Blockchain, the technology that powers cryptocurrencies and is being used in a variety of other financial services capacities, promises to be the next technological revolution in invoicing and invoice financing.
The advanced encryption of data, transparency to participants in a transaction, and low costs make this a technology well suited to the processing of invoices and, ultimately, invoice financing.
However, what is blockchain, and why is it so suitable for invoice processing? Blockchain is a record of individual transactions that, once stored on the blocks, the proof of work cannot be tampered with by outside parties. A person wanting to create a fraudulent entry on the blockchain would need to fool all the participants on the blockchain to succeed in doing so.
In essence, a chain of blocks of information is built that become an immutable distributed ledger. The supplier and buyer and any other parties that need to keep informed can access the data using keycodes as it moves securely from one point to another along its journey to its ultimate destination.
Each block is time-stamped, verified, and linked to the block before it to ensure that the information carried on these blocks cannot be altered. Any changes that do need to be made have to be agreed upon by all parties. Adjustments are then made on another block, which will also be date and time-stamped.
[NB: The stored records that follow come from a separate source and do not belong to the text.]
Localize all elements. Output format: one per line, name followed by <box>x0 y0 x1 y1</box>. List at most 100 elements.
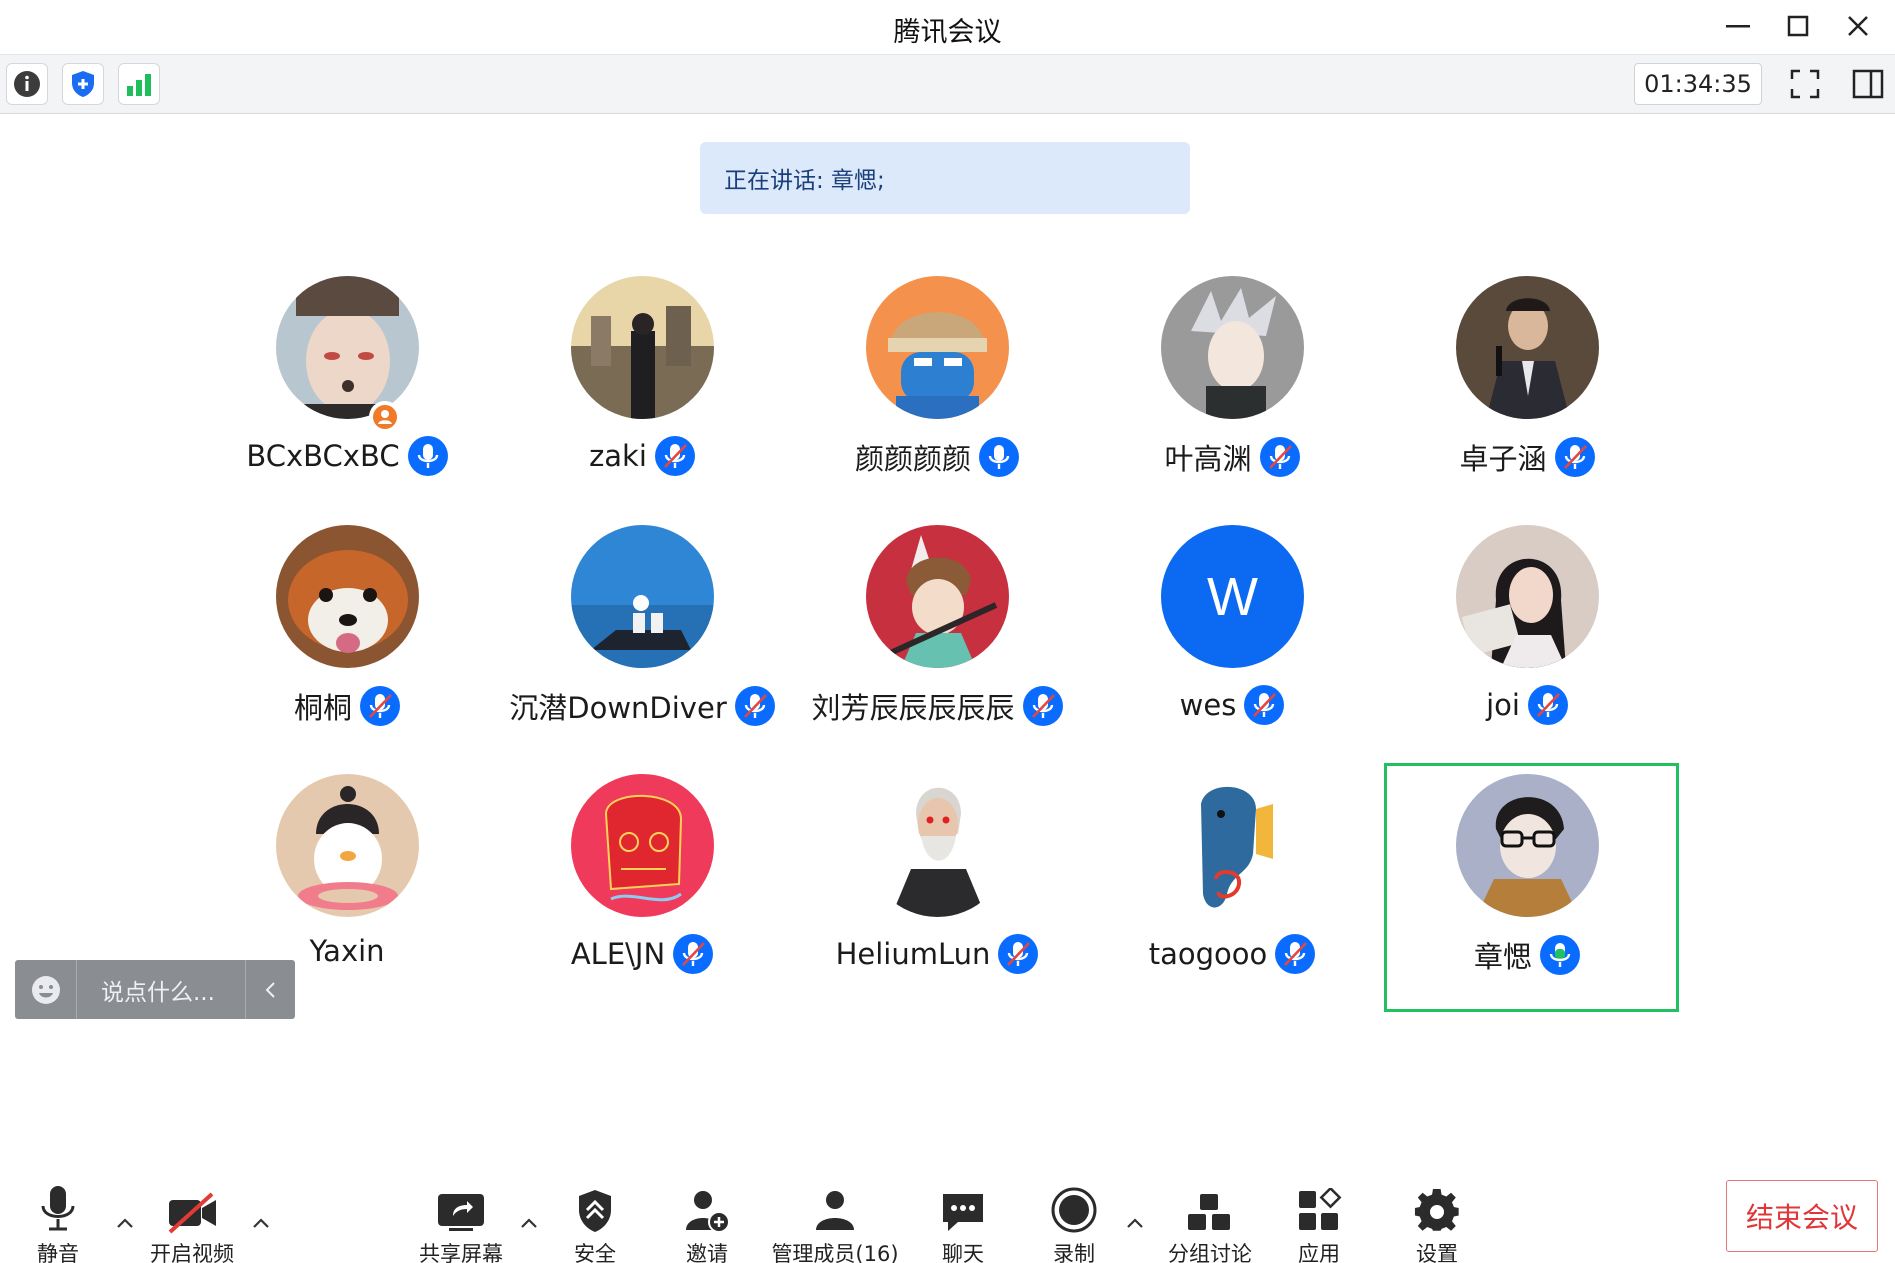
mic-muted-icon[interactable] <box>734 686 775 726</box>
mic-muted-icon[interactable] <box>654 436 695 476</box>
gear-icon <box>1414 1188 1459 1231</box>
mute-button[interactable]: 静音 <box>26 1180 90 1263</box>
mic-muted-icon[interactable] <box>1554 437 1595 477</box>
meeting-window: 腾讯会议 01:34:35 正在讲话: 章愢; BCxBCxBC zaki 颜颜… <box>0 0 1895 1263</box>
participant-avatar <box>571 774 714 917</box>
chat-bubble-icon <box>943 1194 983 1231</box>
start-video-button[interactable]: 开启视频 <box>146 1180 238 1263</box>
participant-tile[interactable]: W wes <box>1086 525 1378 770</box>
mic-muted-icon[interactable] <box>1259 437 1300 477</box>
shield-icon <box>72 71 94 97</box>
security-shield-button[interactable] <box>62 63 104 105</box>
participant-avatar <box>866 276 1009 419</box>
participant-avatar: W <box>1161 525 1304 668</box>
participant-name: BCxBCxBC <box>246 439 400 473</box>
chat-button[interactable]: 聊天 <box>933 1180 993 1263</box>
record-button[interactable]: 录制 <box>1044 1180 1104 1263</box>
invite-button[interactable]: 邀请 <box>677 1180 737 1263</box>
apps-button[interactable]: 应用 <box>1289 1180 1349 1263</box>
maximize-button[interactable] <box>1772 6 1824 46</box>
participant-name: 桐桐 <box>293 691 352 725</box>
share-screen-label: 共享屏幕 <box>419 1242 503 1263</box>
emoji-button[interactable] <box>15 960 77 1019</box>
meeting-info-button[interactable] <box>6 63 48 105</box>
security-label: 安全 <box>574 1242 616 1263</box>
minimize-button[interactable] <box>1712 6 1764 46</box>
invite-user-icon <box>686 1191 730 1233</box>
participant-tile[interactable]: zaki <box>496 276 788 521</box>
mute-label: 静音 <box>37 1242 79 1263</box>
chat-collapse-button[interactable] <box>245 960 295 1019</box>
mic-muted-icon[interactable] <box>998 934 1039 974</box>
participant-avatar <box>866 525 1009 668</box>
chat-input-box[interactable]: 说点什么... <box>15 960 295 1019</box>
mic-speaking-icon[interactable] <box>1540 935 1580 975</box>
mic-muted-icon[interactable] <box>360 686 400 726</box>
chevron-up-icon <box>253 1218 269 1228</box>
share-options-caret[interactable] <box>514 1208 544 1238</box>
participant-tile[interactable]: BCxBCxBC <box>201 276 493 521</box>
mic-muted-icon[interactable] <box>673 934 714 974</box>
meeting-timer: 01:34:35 <box>1634 63 1762 105</box>
participant-tile[interactable]: 卓子涵 <box>1381 276 1673 521</box>
settings-button[interactable]: 设置 <box>1407 1180 1467 1263</box>
participant-tile[interactable]: ALE\JN <box>496 774 788 1019</box>
mic-muted-icon[interactable] <box>1275 934 1316 974</box>
record-icon <box>1051 1187 1097 1233</box>
manage-members-label: 管理成员(16) <box>771 1242 899 1263</box>
participant-tile[interactable]: 沉潜DownDiver <box>496 525 788 770</box>
participant-name: 沉潜DownDiver <box>509 691 727 725</box>
minimize-icon <box>1726 25 1750 28</box>
participant-tile-active[interactable]: 章愢 <box>1381 774 1673 1019</box>
info-icon <box>14 71 40 97</box>
close-button[interactable] <box>1832 6 1884 46</box>
participant-avatar <box>1456 774 1599 917</box>
participant-avatar <box>1456 276 1599 419</box>
signal-bars-icon <box>127 74 151 96</box>
participant-name: HeliumLun <box>835 937 991 971</box>
title-bar: 腾讯会议 <box>0 0 1895 54</box>
participant-avatar <box>866 774 1009 917</box>
participant-name: ALE\JN <box>570 937 666 971</box>
mic-muted-icon[interactable] <box>1022 686 1063 726</box>
mic-muted-icon[interactable] <box>1244 685 1285 725</box>
window-title: 腾讯会议 <box>893 17 1002 48</box>
toggle-side-panel-button[interactable] <box>1848 63 1888 105</box>
audio-options-caret[interactable] <box>110 1208 140 1238</box>
participant-avatar <box>1161 276 1304 419</box>
participant-tile[interactable]: joi <box>1381 525 1673 770</box>
chevron-up-icon <box>117 1218 133 1228</box>
record-label: 录制 <box>1053 1242 1095 1263</box>
participant-tile[interactable]: 桐桐 <box>201 525 493 770</box>
chevron-up-icon <box>521 1218 537 1228</box>
manage-members-button[interactable]: 管理成员(16) <box>765 1180 905 1263</box>
chat-placeholder[interactable]: 说点什么... <box>77 973 245 1007</box>
fullscreen-button[interactable] <box>1784 63 1826 105</box>
end-meeting-button[interactable]: 结束会议 <box>1726 1180 1878 1252</box>
participant-tile[interactable]: taogooo <box>1086 774 1378 1019</box>
invite-label: 邀请 <box>686 1242 728 1263</box>
video-options-caret[interactable] <box>246 1208 276 1238</box>
mic-on-icon[interactable] <box>979 437 1019 477</box>
share-screen-button[interactable]: 共享屏幕 <box>415 1180 507 1263</box>
chat-label: 聊天 <box>942 1242 984 1263</box>
participant-avatar <box>1456 525 1599 668</box>
breakout-rooms-button[interactable]: 分组讨论 <box>1160 1180 1260 1263</box>
settings-label: 设置 <box>1416 1242 1458 1263</box>
close-icon <box>1848 16 1868 36</box>
participant-tile[interactable]: HeliumLun <box>791 774 1083 1019</box>
record-options-caret[interactable] <box>1120 1208 1150 1238</box>
participant-tile[interactable]: 颜颜颜颜 <box>791 276 1083 521</box>
breakout-rooms-label: 分组讨论 <box>1168 1242 1252 1263</box>
mic-on-icon[interactable] <box>407 436 448 476</box>
network-status-button[interactable] <box>118 63 160 105</box>
chevron-up-icon <box>1127 1218 1143 1228</box>
security-button[interactable]: 安全 <box>565 1180 625 1263</box>
fullscreen-icon <box>1790 69 1820 99</box>
participant-tile[interactable]: 叶高渊 <box>1086 276 1378 521</box>
participant-tile[interactable]: 刘芳辰辰辰辰辰 <box>791 525 1083 770</box>
mic-muted-icon[interactable] <box>1527 685 1568 725</box>
side-panel-icon <box>1852 69 1884 99</box>
participant-name: joi <box>1486 688 1520 722</box>
participant-avatar <box>571 276 714 419</box>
Given this robust functionality, blockchain is well-suited to the invoicing process, transferring transactional information the supplier to the customer, given the fast and secure delivery and immutable nature of the data.
Innovations in blockchain technology are also enabling functionalities that will identify discrepancies between partial orders and complete invoices – an often experienced challenge, particularly in the manufacturing sector. The blockchain will adjust these differences to reflect how many goods were delivered and what the invoice should reflect, among other things. This evaluated receipt settlement process reconciles purchase orders with the settled goods receipts on the blockchain. Processing invoices in this way will vastly reduce the possibility of mistakes in the invoicing process and the time it takes to identify and then rectify these, given that it will happen automatically and not as a result of human interaction.
Blockchain becomes particularly powerful when conducting business across international borders, with invoices that need to be issued and settled in other geographical jurisdictions and foreign currencies. In this event, the invoice payment facility, such as a digital wallet, would be incorporated into the blockchain and would be far cheaper than the cost of foreign exchange transactions fulfilled by banks. Processing transactions in cryptocurrencies is an option, with the benefit of them being much less expensive and faster payouts than traditional methods of payment.
As with digitisation of invoices, the blockchain alternative also offers attractive environmental and cost benefits given the shift away from paper to invoicing on the blockchain.
The technology is making the entire invoicing process much more comfortable to track, and it is possible to see when an invoice has been received and paid. As a result, the business sending the invoices can get a much better picture of the state of their income receivables book. It allows them to plan if they are going to need to consider financing some of the invoices because they are likely to be paid late or issues are pushing out the timeline on a transaction.
The invoice finance company can also rely on the invoice data contained on the blockchain to avoid specific challenges it faces, which include companies refinancing invoices and other fraudulent activities. The blockchain enables the finance company to access the verifiable invoice data, and the company seeking the finance can get decisions even more quickly from finance companies regarding whether they will approve financing on their invoices based on their invoicing history.
With the bulk of invoicing still taking place manually, it is likely to be while before businesses shift over to blockchain technology. However, it is well worth considering as an option if you are a small, agile business that doesn’t have a legacy invoice processing system that would need to change completely.